British soldiers on patrol in Afghanistan.
British soldiers were aided by interpreters in Afghanistan. Credit: PA

The Ministry of Defence has been fined £350,000 for an “egregious” data breach that exposed the personal information of Afghan nationals seeking to flee to the UK after the Taliban takeover.

Details belonging to 265 people were mistakenly copied in to emails sent by the government, meaning they could be seen by all recipients, the Information Commissioner’s Office (ICO) found.

This could have led to a “threat to life” if the data disclosed fell into the hands of the Taliban, the data watchdog said.

In response to one email, two people “replied all” with one providing their location to the entire distribution list, which was made up of Afghan citizens eligible for evacuation, according to the ICO.

The Ministry of Defence, in London. Credit: PA

Under data protection law, organisations should have measures in place to avoid disclosing personal information, and the watchdog advises the use of bulk email services or mail merge to protect details sent electronically.

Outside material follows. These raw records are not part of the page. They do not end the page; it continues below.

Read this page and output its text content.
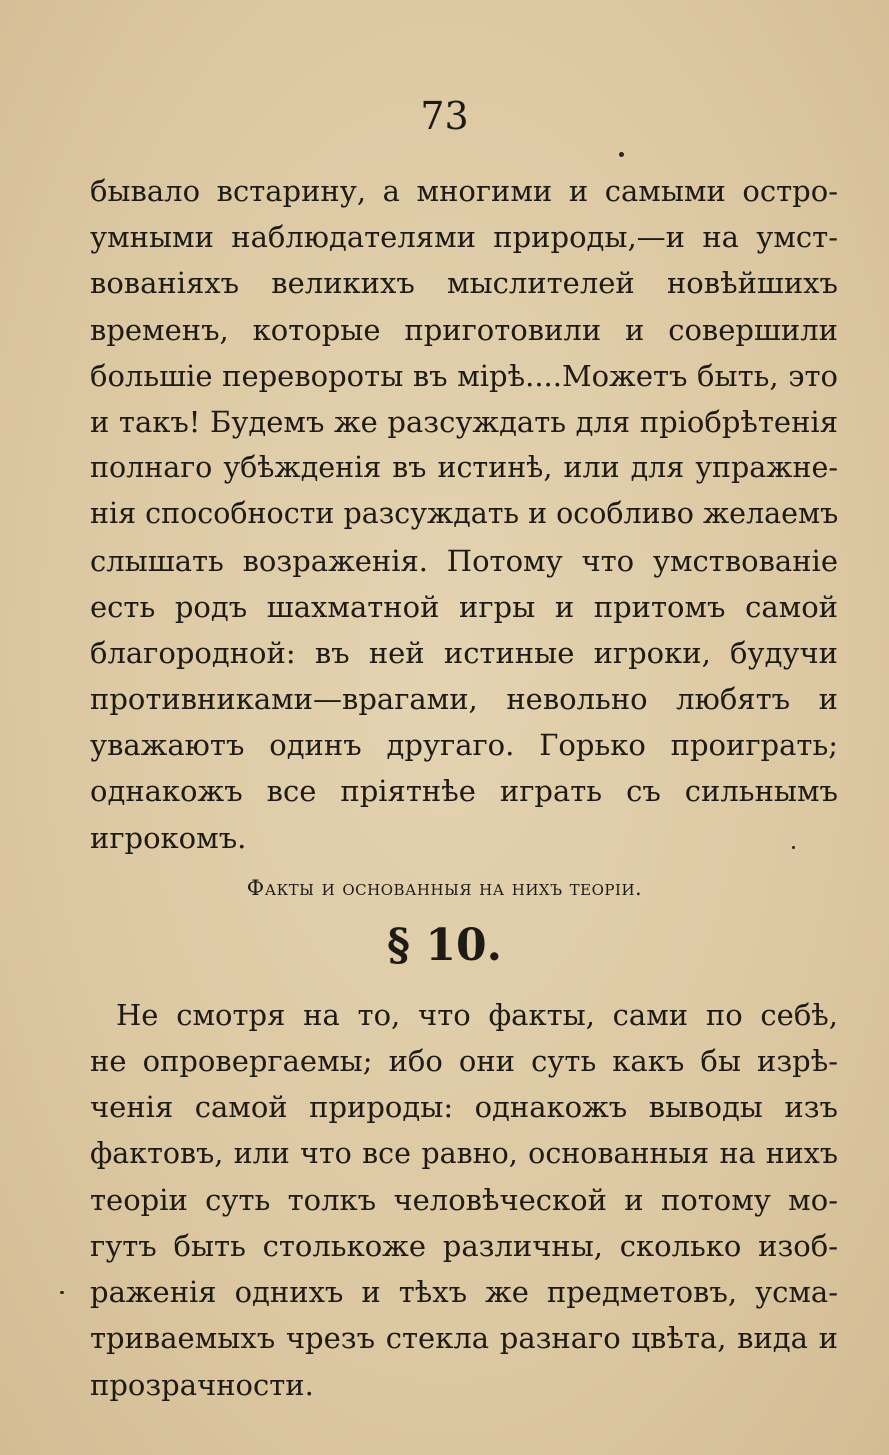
73
бывало встарину, а многими и самыми остро-
умными наблюдателями природы,—и на умст-
вованіяхъ великихъ мыслителей новѣйшихъ
временъ, которые приготовили и совершили
большіе перевороты въ мірѣ....Можетъ быть, это
и такъ! Будемъ же разсуждать для пріобрѣтенія
полнаго убѣжденія въ истинѣ, или для упражне-
нія способности разсуждать и особливо желаемъ
слышать возраженія. Потому что умствованіе
есть родъ шахматной игры и притомъ самой
благородной: въ ней истиные игроки, будучи
противниками—врагами, невольно любятъ и
уважаютъ одинъ другаго. Горько проиграть;
однакожъ все пріятнѣе играть съ сильнымъ
игрокомъ.
Факты и основанныя на нихъ теоріи.
§ 10.
Не смотря на то, что факты, сами по себѣ,
не опровергаемы; ибо они суть какъ бы изрѣ-
ченія самой природы: однакожъ выводы изъ
фактовъ, или что все равно, основанныя на нихъ
теоріи суть толкъ человѣческой и потому мо-
гутъ быть столькоже различны, сколько изоб-
раженія однихъ и тѣхъ же предметовъ, усма-
триваемыхъ чрезъ стекла разнаго цвѣта, вида и
прозрачности.
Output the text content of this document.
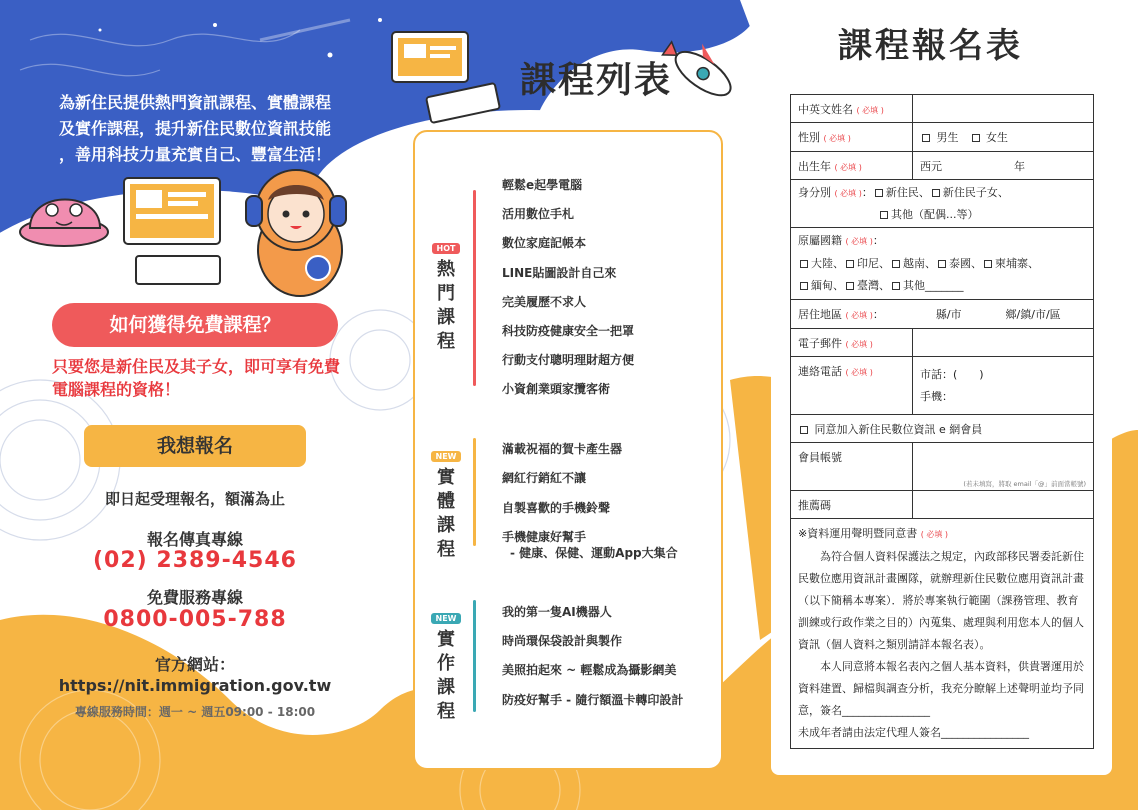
為新住民提供熱門資訊課程、實體課程
及實作課程，提升新住民數位資訊技能
，善用科技力量充實自己、豐富生活！
如何獲得免費課程？
只要您是新住民及其子女，即可享有免費電腦課程的資格！
我想報名
即日起受理報名，額滿為止
報名傳真專線
(02) 2389-4546
免費服務專線
0800-005-788
官方網站：
https://nit.immigration.gov.tw
專線服務時間：週一 ~ 週五09:00 - 18:00
課程列表
HOT
熱
門
課
程
輕鬆e起學電腦
活用數位手札
數位家庭記帳本
LINE貼圖設計自己來
完美履歷不求人
科技防疫健康安全一把罩
行動支付聰明理財超方便
小資創業頭家攬客術
NEW
實
體
課
程
滿載祝福的賀卡產生器
網紅行銷紅不讓
自製喜歡的手機鈴聲
手機健康好幫手
- 健康、保健、運動App大集合
NEW
實
作
課
程
我的第一隻AI機器人
時尚環保袋設計與製作
美照拍起來 ~ 輕鬆成為攝影網美
防疫好幫手 - 隨行額溫卡轉印設計
課程報名表
中英文姓名 ( 必填 )	
性別 ( 必填 )	男生　 女生
出生年 ( 必填 )	西元 年
身分別 ( 必填 )： 新住民、 新住民子女、
其他（配偶...等）	
原屬國籍 ( 必填 )：
大陸、 印尼、 越南、 泰國、 柬埔寨、
緬甸、 臺灣、 其他_______	
居住地區 ( 必填 )： 縣/市 鄉/鎮/市/區	
電子郵件 ( 必填 )	
連絡電話 ( 必填 )	市話：(　　)
手機：

同意加入新住民數位資訊 e 網會員	
會員帳號	(若未填寫，將取 email「@」前面當帳號)

推薦碼	

※資料運用聲明暨同意書 ( 必填 )

為符合個人資料保護法之規定，內政部移民署委託新住民數位應用資訊計畫團隊，就辦理新住民數位應用資訊計畫（以下簡稱本專案）．將於專案執行範圍（課務管理、教育訓練或行政作業之目的）內蒐集、處理與利用您本人的個人資訊（個人資料之類別請詳本報名表）。

本人同意將本報名表內之個人基本資料，供貴署運用於資料建置、歸檔與調查分析，我充分瞭解上述聲明並均予同意，簽名________________

未成年者請由法定代理人簽名________________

The ministry’s Afghan Relocations and Assistance Policy (ARAP), which was responsible for assisting the relocation of Afghan citizens who worked for or with the UK government, had no such measures in place at the time, the ICO said.

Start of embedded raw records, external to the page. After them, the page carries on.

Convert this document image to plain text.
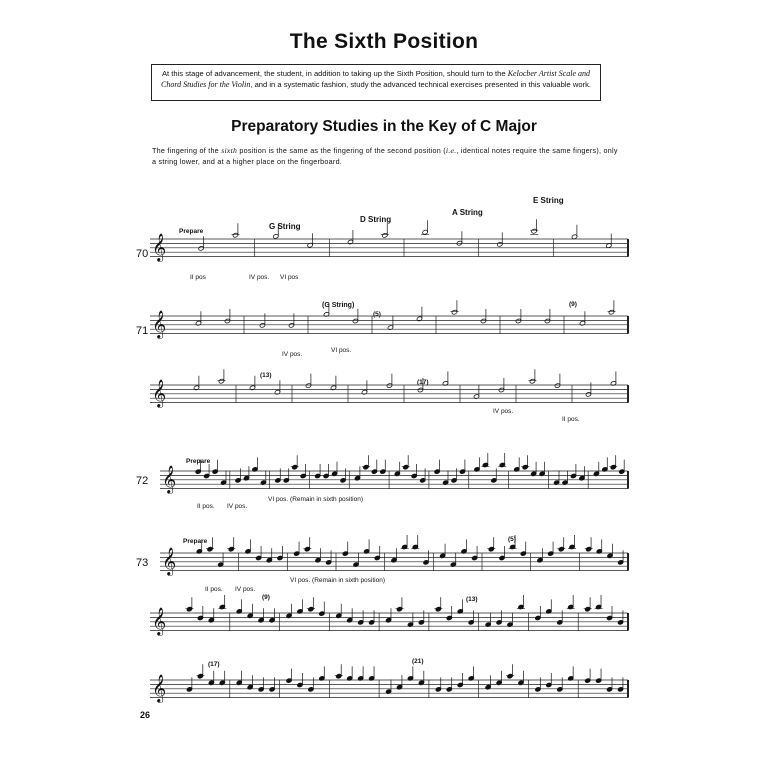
The Sixth Position
At this stage of advancement, the student, in addition to taking up the Sixth Position, should turn to the Kelocber Artist Scale and Chord Studies for the Violin, and in a systematic fashion, study the advanced technical exercises presented in this valuable work.
Preparatory Studies in the Key of C Major
The fingering of the sixth position is the same as the fingering of the second position (i.e., identical notes require the same fingers), only a string lower, and at a higher place on the fingerboard.
𝄞
𝄞
𝄞
𝄞
𝄞
𝄞
𝄞
70
Prepare
G String
D String
A String
E String
II pos	IV pos. VI pos
71
(G String)
(5)
(9)
IV pos.
VI pos.
(13)
(17)
IV pos.
II pos.
72
Prepare
II pos. IV pos.
VI pos. (Remain in sixth position)
73
Prepare
II pos. IV pos.
VI pos. (Remain in sixth position)
(5)
(9)	(13)
(17)	(21)
26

It infringed the UK’s General Data Protection Regulation (UK GDPR) as a result and left the security of personal information processed by the ARAP team at “significant risk”, the watchdog found.

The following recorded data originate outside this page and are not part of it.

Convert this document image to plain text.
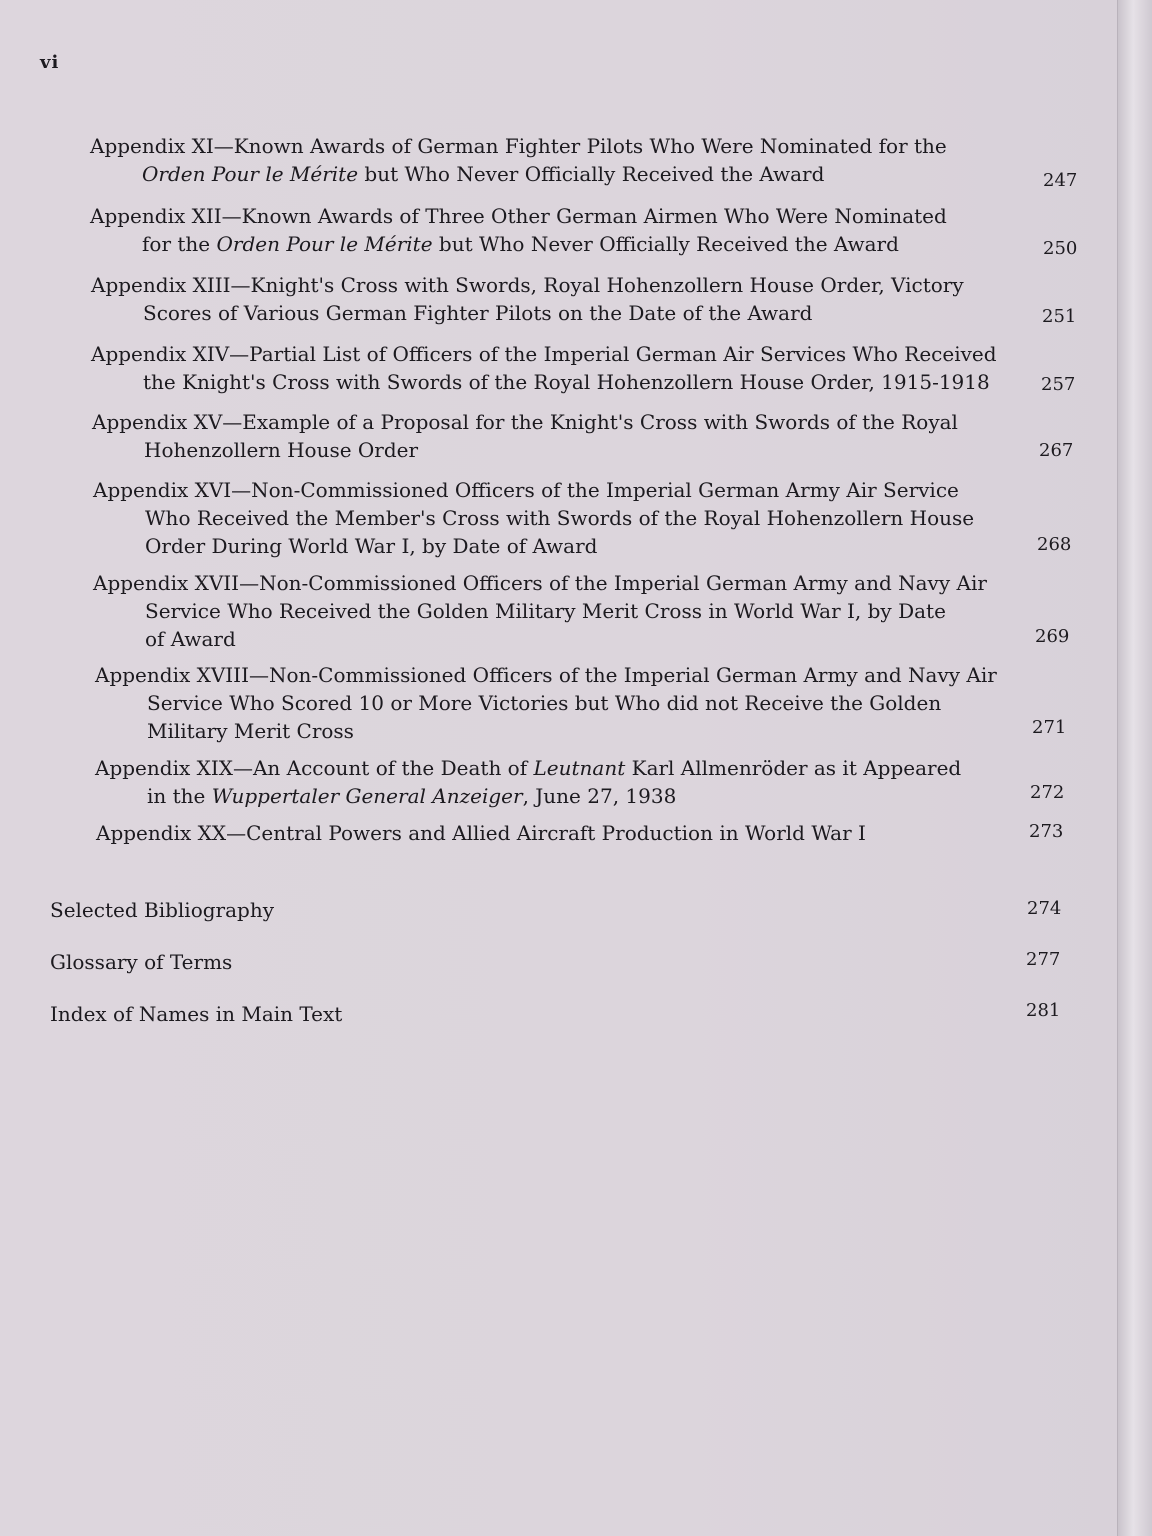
vi
Appendix XI—Known Awards of German Fighter Pilots Who Were Nominated for the
Orden Pour le Mérite but Who Never Officially Received the Award	247
Appendix XII—Known Awards of Three Other German Airmen Who Were Nominated
for the Orden Pour le Mérite but Who Never Officially Received the Award	250
Appendix XIII—Knight's Cross with Swords, Royal Hohenzollern House Order, Victory
Scores of Various German Fighter Pilots on the Date of the Award	251
Appendix XIV—Partial List of Officers of the Imperial German Air Services Who Received
the Knight's Cross with Swords of the Royal Hohenzollern House Order, 1915-1918	257
Appendix XV—Example of a Proposal for the Knight's Cross with Swords of the Royal
Hohenzollern House Order	267
Appendix XVI—Non-Commissioned Officers of the Imperial German Army Air Service
Who Received the Member's Cross with Swords of the Royal Hohenzollern House
Order During World War I, by Date of Award	268
Appendix XVII—Non-Commissioned Officers of the Imperial German Army and Navy Air
Service Who Received the Golden Military Merit Cross in World War I, by Date
of Award	269
Appendix XVIII—Non-Commissioned Officers of the Imperial German Army and Navy Air
Service Who Scored 10 or More Victories but Who did not Receive the Golden
Military Merit Cross	271
Appendix XIX—An Account of the Death of Leutnant Karl Allmenröder as it Appeared
in the Wuppertaler General Anzeiger, June 27, 1938	272
Appendix XX—Central Powers and Allied Aircraft Production in World War I	273
Selected Bibliography	274
Glossary of Terms	277
Index of Names in Main Text	281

The original email was sent on September 20, 2021, to vulnerable people left behind after the British airlift from Kabul.

The MoD then launched an internal investigation that revealed two similar breaches on September 7 and September 13 that year, the ICO said.

John Edwards, UK Information Commissioner, said: “This deeply regrettable data breach let down those to whom our country owes so much. This was a particularly egregious breach of the obligation of security owed to these people, thus warranting the financial penalty my office imposes today.

“While the situation on the ground in the summer of 2021 was very challenging and decisions were being made at pace, that is no excuse for not protecting people’s information who were vulnerable to reprisal and at risk of serious harm. When the level of risk and harm to people heightens, so must the response.

“I welcome the MoD’s remedial steps taken and its collaboration with my office to ensure its bulk email policies and processes are improved so such errors are not repeated.

“By issuing this fine and sharing the lessons from this breach, I want to make clear to all organisations that there is no substitute for being prepared. Applying the highest standards of data protection is not an optional extra – it is a must, whatever the circumstances.

“As we have seen here, the consequences of data breaches could be life-threatening. My office will continue to act where we find poor compliance with the law that puts people at risk of harm.”

The ICO said that following the breach the ministry had updated the ARAP’s email processes, including implementing a “second pair of eyes” policy for the ARAP team when sending emails to multiple external recipients.

An MoD spokesperson said: “The Ministry of Defence takes its data protection obligations incredibly seriously.

“We have co-operated extensively with the ICO throughout their investigation to ensure a prompt resolution, and we recognise the severity of what has happened. We fully acknowledge today’s ruling and apologise to those affected.

“We have introduced a number of measures to act on the ICO’s recommendations and will share further details on these measures in due course.”